The emerging evidence from the various ICT for development strategies presented in Section 2 strongly suggests that, in order to reap the benefits of ICT for development, it is necessary to involve the full range of actors in the public and private sector in a process that is inclusive, open and participatory. In the case of an ICT as enabler strategy with a development focus, the relative success of Estonia and South Africa, for example, is positively correlated to the integration of multiple stakeholders and sector partnerships into the design process.

The key element here is the involvement of all sectors and stakeholders—not only in the design of strategies, but also, and perhaps more importantly, in their implementation—in such a way that each has specific roles and responsibilities. Strategic partnerships are required to aggregate the capabilities and resources to address the pervasive market failures in developing countries and to create win-win situations for the various sectors and stakeholders involved. Neither the government nor the private sector alone can achieve this objective—each is dependent on the cooperation of others to accomplish its goals.

A new form of collaboration and coordinated action between public, private, civil society and international organizations is needed—a strategic compact. There is an urgent need to build upon, and go beyond, existing partnerships to redefine roles and responsibilities at the global, national, and local level.

The required characteristics of these new strategic compacts are:

Vision and Leadership. This includes grasping the potential for ICT to link national economies to the new global network to accelerate the achievement of broad development goals, as well as the leadership to promote broad partnerships at the global, national and local levels to support bottom-up initiatives. Heads of government should provide the necessary leadership to confront existing barriers and promote innovative solutions. National and international private industry should work closely together to adopt, adapt and develop technologies to meet the unique needs and challenges of the less fortunate. Civil society should be a critical player and help assure that ICT is used in a way that targets and addresses specific development goals and priorities. As is highlighted by Estonia’s experience, a strong vision which can be used to build consensus on national priorities and secure the commitment of all players involved is vital to the success of national ICT initiatives.

Strategic Alignment. A strategic compact can provide the space and pressure to address resistance, create ownership and devise incentives for change. A multi-stakeholder taskforce can thus work to align the goals, incentives, roles and responsibilities of diverse stakeholders and provide win-win opportunities. Without this sort of alignment, partnerships will not be sustainable and results will fall short of expectations for all involved.

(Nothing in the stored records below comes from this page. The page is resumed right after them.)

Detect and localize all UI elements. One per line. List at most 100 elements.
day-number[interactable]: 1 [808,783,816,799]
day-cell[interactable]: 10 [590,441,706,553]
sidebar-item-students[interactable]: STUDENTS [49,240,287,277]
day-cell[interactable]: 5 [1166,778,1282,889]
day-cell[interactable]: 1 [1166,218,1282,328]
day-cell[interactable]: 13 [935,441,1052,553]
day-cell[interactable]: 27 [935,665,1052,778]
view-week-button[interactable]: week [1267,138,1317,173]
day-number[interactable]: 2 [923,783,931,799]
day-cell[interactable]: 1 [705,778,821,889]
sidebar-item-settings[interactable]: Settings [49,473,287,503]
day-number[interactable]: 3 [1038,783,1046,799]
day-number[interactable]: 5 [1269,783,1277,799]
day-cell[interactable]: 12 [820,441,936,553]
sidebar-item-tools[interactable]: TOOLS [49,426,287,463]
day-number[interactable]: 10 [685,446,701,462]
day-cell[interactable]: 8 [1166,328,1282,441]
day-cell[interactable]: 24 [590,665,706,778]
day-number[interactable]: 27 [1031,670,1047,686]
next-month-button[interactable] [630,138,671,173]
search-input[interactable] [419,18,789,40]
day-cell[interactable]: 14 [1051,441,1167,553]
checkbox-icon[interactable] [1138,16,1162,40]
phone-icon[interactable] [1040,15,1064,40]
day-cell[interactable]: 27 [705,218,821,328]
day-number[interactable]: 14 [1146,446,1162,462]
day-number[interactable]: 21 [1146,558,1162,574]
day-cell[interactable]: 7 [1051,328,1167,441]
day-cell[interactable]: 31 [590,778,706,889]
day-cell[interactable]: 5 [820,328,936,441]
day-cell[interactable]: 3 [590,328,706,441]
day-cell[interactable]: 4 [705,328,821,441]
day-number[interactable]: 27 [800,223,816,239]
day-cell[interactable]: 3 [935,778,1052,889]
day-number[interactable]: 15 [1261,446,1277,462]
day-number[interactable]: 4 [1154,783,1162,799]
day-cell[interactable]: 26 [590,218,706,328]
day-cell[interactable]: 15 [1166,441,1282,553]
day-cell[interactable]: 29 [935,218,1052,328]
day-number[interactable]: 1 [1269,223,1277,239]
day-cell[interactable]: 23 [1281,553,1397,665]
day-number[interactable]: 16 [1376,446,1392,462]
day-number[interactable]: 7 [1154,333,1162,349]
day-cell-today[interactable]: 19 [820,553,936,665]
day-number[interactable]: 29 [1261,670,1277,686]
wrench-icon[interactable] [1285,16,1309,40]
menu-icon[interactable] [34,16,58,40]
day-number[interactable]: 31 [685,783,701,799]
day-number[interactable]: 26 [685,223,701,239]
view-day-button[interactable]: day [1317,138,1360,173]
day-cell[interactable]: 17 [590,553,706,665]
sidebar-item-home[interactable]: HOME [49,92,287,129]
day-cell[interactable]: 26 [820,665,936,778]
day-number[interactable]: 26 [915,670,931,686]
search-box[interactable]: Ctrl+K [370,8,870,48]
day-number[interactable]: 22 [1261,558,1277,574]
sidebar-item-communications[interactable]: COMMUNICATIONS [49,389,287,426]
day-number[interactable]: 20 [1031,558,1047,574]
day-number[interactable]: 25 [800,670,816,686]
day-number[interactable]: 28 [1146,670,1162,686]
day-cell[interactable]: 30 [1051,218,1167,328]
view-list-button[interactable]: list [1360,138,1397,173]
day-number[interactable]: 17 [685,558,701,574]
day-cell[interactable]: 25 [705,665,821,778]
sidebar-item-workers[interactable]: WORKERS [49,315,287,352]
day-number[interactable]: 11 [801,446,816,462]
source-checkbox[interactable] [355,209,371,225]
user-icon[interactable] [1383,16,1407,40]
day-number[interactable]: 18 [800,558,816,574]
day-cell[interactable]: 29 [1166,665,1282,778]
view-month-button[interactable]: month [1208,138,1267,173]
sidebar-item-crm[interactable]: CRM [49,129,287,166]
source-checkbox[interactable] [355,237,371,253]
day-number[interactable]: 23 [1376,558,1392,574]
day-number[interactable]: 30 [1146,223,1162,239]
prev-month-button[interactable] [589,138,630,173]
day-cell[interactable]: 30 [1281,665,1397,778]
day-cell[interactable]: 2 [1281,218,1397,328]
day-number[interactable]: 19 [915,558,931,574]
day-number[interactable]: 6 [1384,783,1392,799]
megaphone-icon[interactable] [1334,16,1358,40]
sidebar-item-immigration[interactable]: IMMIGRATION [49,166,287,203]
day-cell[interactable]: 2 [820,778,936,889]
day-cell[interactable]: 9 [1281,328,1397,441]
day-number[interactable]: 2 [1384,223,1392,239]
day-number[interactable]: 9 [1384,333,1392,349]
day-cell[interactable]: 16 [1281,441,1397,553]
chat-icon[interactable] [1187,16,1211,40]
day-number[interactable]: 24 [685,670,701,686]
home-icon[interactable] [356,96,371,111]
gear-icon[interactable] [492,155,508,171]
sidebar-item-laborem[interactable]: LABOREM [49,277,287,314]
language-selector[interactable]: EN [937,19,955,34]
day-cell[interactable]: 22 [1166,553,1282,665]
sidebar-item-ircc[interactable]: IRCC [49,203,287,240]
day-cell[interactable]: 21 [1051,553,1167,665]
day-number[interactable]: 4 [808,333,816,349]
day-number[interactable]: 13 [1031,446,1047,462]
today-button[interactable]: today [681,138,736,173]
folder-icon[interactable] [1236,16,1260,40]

Coordinated Action. Close coordination serves not only to prevent duplication of efforts, but also to achieve positive synergies. Cross-fertilization of ideas, multiple uses of ICT infrastructure and facilities, and a redirection of available resources to crucial and under-funded areas are examples of the gains to be realized from forming a strategic compact.

New Collaborative Partnerships. The successful design and implementation of a strategy focused on ICT as an enabler of development requires the formation of national compacts involving all stakeholders. South Africa’s ICT taskforces and councils—and Tanzania’s innovative eSecretariat which supports the work of the national eThink Tank—demonstrate the effectiveness of addressing ICT for development in a participatory and inclusive fashion. At the international level, both the G8 Digital Opportunity Task Force (Dot Force) and the UN ICT Task Force have made substantial contributions to furthering the understanding of ICT's role in the development process. Through sharing best practices, promoting dialogue, highlighting success stories, and building consensus on the new agenda, national and international strategic compacts are crucial ingredients to help countries harness the benefits of ICT as a development enabler.